Perhaps if the Hi Chi Minh offensive had succeeded, we might have avoided the massive collapse of the South Vietnamese state through its own incompetence and corruption, and the systematic starvation of so much of the population.
South Vietnam, after 1975 continued to be a corrupt basket case, lurching from failure to failure. Despite many extravagant claims about its military forces, they seldom fought and only rarely fought well. The South Vietnamese economy was entirely dependent upon American aid, and the South Vietnamese elites looked exclusively to that aid rather than to their own country. Land speculation resulted in many South Vietnamese being dispossessed of lands, entire regions of villages were abandoned, with a population residue remaining as landless tenant farmers for cash crops and the cities absorbing large populations of landless migrants. As the local agrarian economy collapsed, and populations shifted, the remnant Vietcong withered on the vine in the country, but found new strength in cities.
The South Vietnamese government responded with new waves of repression and pogroms, but riots, particularly food riots broke out. The South Vietnamese government had the US bombing its own cities.
By 1982, massive numbers of refugees were fleeing South Vietnam for Indonesia, North Vietnam, China, Thailand, Cambodia and any other country which would have them.
After this, the South Vietnamese state essentially ceased to exist in any meaningful sense.

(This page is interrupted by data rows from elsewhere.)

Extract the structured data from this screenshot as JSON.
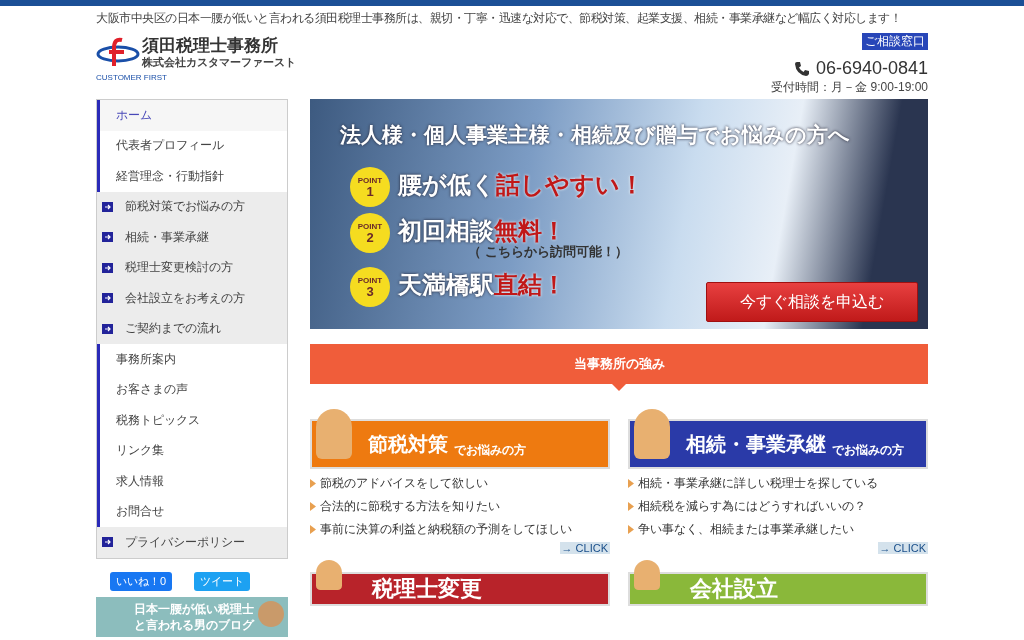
{
  "header": {
    "tagline": "大阪市中央区の日本一腰が低いと言われる須田税理士事務所は、親切・丁寧・迅速な対応で、節税対策、起業支援、相続・事業承継など幅広く対応します！",
    "logo_name": "須田税理士事務所",
    "logo_company": "株式会社カスタマーファースト",
    "logo_small": "CUSTOMER FIRST",
    "contact_badge": "ご相談窓口",
    "phone": "06-6940-0841",
    "hours": "受付時間：月－金 9:00-19:00"
  },
  "sidebar": {
    "items": [
      {
        "label": "ホーム",
        "kind": "page",
        "selected": true
      },
      {
        "label": "代表者プロフィール",
        "kind": "page",
        "selected": false
      },
      {
        "label": "経営理念・行動指針",
        "kind": "page",
        "selected": false
      },
      {
        "label": "節税対策でお悩みの方",
        "kind": "section",
        "selected": false
      },
      {
        "label": "相続・事業承継",
        "kind": "section",
        "selected": false
      },
      {
        "label": "税理士変更検討の方",
        "kind": "section",
        "selected": false
      },
      {
        "label": "会社設立をお考えの方",
        "kind": "section",
        "selected": false
      },
      {
        "label": "ご契約までの流れ",
        "kind": "section",
        "selected": false
      },
      {
        "label": "事務所案内",
        "kind": "page",
        "selected": false
      },
      {
        "label": "お客さまの声",
        "kind": "page",
        "selected": false
      },
      {
        "label": "税務トピックス",
        "kind": "page",
        "selected": false
      },
      {
        "label": "リンク集",
        "kind": "page",
        "selected": false
      },
      {
        "label": "求人情報",
        "kind": "page",
        "selected": false
      },
      {
        "label": "お問合せ",
        "kind": "page",
        "selected": false
      },
      {
        "label": "プライバシーポリシー",
        "kind": "section",
        "selected": false
      }
    ],
    "like_button": "いいね！0",
    "tweet_button": "ツイート",
    "blog_banner": [
      "日本一腰が低い税理士",
      "と言われる男のブログ"
    ]
  },
  "hero": {
    "headline": "法人様・個人事業主様・相続及び贈与でお悩みの方へ",
    "points": [
      {
        "badge": "POINT",
        "number": "1",
        "parts": [
          {
            "text": "腰が低く",
            "accent": false
          },
          {
            "text": "話しやすい！",
            "accent": true
          }
        ]
      },
      {
        "badge": "POINT",
        "number": "2",
        "parts": [
          {
            "text": "初回相談",
            "accent": false
          },
          {
            "text": "無料！",
            "accent": true
          }
        ],
        "note": "（ こちらから訪問可能！）"
      },
      {
        "badge": "POINT",
        "number": "3",
        "parts": [
          {
            "text": "天満橋駅",
            "accent": false
          },
          {
            "text": "直結！",
            "accent": true
          }
        ]
      }
    ],
    "cta": "今すぐ相談を申込む"
  },
  "strengths": {
    "heading": "当事務所の強み",
    "cards": [
      {
        "title": "節税対策",
        "subtitle": "でお悩みの方",
        "color": "#ee7a10",
        "bullets": [
          "節税のアドバイスをして欲しい",
          "合法的に節税する方法を知りたい",
          "事前に決算の利益と納税額の予測をしてほしい"
        ],
        "link": "→ CLICK"
      },
      {
        "title": "相続・事業承継",
        "subtitle": "でお悩みの方",
        "color": "#2a3aa8",
        "bullets": [
          "相続・事業承継に詳しい税理士を探している",
          "相続税を減らす為にはどうすればいいの？",
          "争い事なく、相続または事業承継したい"
        ],
        "link": "→ CLICK"
      }
    ],
    "more_banners": [
      {
        "title": "税理士変更",
        "color": "#b8232a"
      },
      {
        "title": "会社設立",
        "color": "#8ab83a"
      }
    ]
  }
}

The US maintained a peacekeeping function in Saigon, and successfully excluded the North. But by 1987, after the Marine Corps bombing, even Reagan had had enough, and begun phasing out.
It was replaced by a multinational peacekeeping force, including North Vietnam. However, one by one, the peacekeeping forces dropped out. By 1992, with the collapse of communism occupying US attention, North Vietnam emerged as the de facto ruler of the south.
The price for these decades of 'freedom' was a legacy of unending misery and horror, thousands of American lives wasted, hundreds of thousands or millions of dead Vietnamese, and billions of dollars abandoned.